Aineb himself is now suing the department after he failed the academy in 2014. He alleges that his instructors subjected him to racist taunts and abuse in retaliation for his brother’s testimony.

But still other recruits recall seemingly bizarre tales of abuse. One alleged this year that he was forced to eat an ice cream treat even after telling the instructor that he was lactose intolerant. The department says it is reviewing the matter.

Another alleged that in 2014, he was forced to go into a “wet room” where he was blasted with water from a circulating nozzle. An internal probe obtained by NBC Bay Area found insufficient evidence to support the allegation that anyone was ordered into the room.

That same report concluded that going into the room was not sanctioned under department policy. It labeled anyone who did actually venture into the room as a “curiosity seeker” who volunteered to be doused.

The persistent abuse allegations – three dozen over the last decade – are unacceptable to the head of the San Francisco Black Firefighters Association.

“That’s not the fire department I joined,” the union’s president, Kevin Smith, told NBC Bay Area. “We just can’t sit by as these kids keep getting dismissed over and over.”

Some of the methods used at the academy, Smith says, are not justifiable. He cited the so-called Amazing Race, where teams of four compete to fulfill tasks in “turnouts”—heavy canvas coats and pants.

The current head of training for the department, Columbini, defends the race as a “part of our physical training’’ that measures “physical parts of the job.”

But former recruit Sullivan said working out in heavy canvas turnouts in the hot sun for hours left him with scars. He said he was shocked one day when he took off the turnouts to find burn marks on his legs and body and an apparently infected abscess. In the end, he said, he left the academy rather than endure the abuse.

Smith, who has fielded several complaints about the Amazing Race since it started about three years ago, says the whole ordeal is pointless.

“All this running and stuff -- we just don’t do that in turnouts -- I don’t see how it relates to the job.”

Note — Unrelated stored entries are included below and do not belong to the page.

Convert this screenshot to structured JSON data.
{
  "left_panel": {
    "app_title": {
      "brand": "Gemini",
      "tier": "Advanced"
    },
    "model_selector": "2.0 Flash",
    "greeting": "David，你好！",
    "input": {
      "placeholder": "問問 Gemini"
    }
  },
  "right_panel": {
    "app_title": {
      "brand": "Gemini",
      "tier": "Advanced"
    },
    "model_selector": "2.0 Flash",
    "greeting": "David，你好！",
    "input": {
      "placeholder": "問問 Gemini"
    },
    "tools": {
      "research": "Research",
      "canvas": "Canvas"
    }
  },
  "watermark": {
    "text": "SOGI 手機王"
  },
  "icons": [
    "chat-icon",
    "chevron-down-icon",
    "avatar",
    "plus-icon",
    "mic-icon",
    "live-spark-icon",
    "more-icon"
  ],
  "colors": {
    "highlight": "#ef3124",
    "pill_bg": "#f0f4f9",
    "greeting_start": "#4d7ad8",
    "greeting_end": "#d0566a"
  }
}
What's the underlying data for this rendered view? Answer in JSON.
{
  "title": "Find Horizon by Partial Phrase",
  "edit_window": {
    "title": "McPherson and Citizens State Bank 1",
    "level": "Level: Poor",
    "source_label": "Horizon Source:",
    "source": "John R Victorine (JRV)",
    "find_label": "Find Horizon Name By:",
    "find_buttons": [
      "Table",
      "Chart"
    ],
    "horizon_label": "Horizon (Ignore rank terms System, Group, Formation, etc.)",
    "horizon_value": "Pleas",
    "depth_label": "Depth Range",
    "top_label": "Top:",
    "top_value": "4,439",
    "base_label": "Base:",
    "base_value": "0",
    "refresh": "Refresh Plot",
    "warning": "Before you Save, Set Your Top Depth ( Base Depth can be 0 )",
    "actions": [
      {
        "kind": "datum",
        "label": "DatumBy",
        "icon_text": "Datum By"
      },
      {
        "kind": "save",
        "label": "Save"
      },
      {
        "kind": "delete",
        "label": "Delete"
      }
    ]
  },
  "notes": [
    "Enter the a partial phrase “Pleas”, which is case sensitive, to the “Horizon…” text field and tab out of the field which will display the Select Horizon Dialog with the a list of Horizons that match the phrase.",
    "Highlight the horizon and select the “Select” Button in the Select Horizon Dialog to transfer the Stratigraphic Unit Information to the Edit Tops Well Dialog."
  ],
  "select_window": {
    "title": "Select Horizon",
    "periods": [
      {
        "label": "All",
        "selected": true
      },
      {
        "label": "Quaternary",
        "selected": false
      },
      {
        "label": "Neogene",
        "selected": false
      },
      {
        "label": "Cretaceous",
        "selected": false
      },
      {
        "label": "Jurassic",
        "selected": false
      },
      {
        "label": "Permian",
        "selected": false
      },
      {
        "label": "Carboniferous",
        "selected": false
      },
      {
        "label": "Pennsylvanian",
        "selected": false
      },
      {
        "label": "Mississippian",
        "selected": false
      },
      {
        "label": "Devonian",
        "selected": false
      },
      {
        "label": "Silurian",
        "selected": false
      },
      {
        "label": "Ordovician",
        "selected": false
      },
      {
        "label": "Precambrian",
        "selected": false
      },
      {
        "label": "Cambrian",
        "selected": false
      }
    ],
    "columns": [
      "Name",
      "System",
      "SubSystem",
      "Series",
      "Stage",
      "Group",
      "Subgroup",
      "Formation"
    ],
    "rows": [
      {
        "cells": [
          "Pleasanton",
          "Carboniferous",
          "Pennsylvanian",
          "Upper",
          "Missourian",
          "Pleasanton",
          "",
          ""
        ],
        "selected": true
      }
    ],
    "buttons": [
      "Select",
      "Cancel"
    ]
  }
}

In fact, a 2014 internal fire department review obtained by NBC Bay Area concluded that the Amazing Race concept had not been developed with any input from fitness or training experts and had not been sanctioned by authorities with the National Fire Protection Association.

Smith says he has seen findings from one training expert who criticized the race. Columbini said he was not aware of such a report.

At least with the race, some former recruits say, they know there can be clear results. That’s not true, they say, for how the department judges key tests, including how they handle heavy ladders and tie knots.

Smith said he pushed and go the fire department to videotape key tests, but is frustrated that recruits are barred from reviewing the very tapes that were supposed to assure fairness.

The head of training believes just taping the tests amounts to transparency.

“At this time the department is not showing those tapes,” Columbini said in a recent interview. “But I think we are being transparent in that we are now documenting by film, the tests.”

Meanwhile, sources say that state fire training authorities recently told San Francisco officials that such reviews are standard to assure fairness.

The department might allow recruits to see the tapes, Columbini says, if there is a consensus on the value.

“It’s a thing we could talk about – if command staff felt in favor of that, you know, we can talk about it.”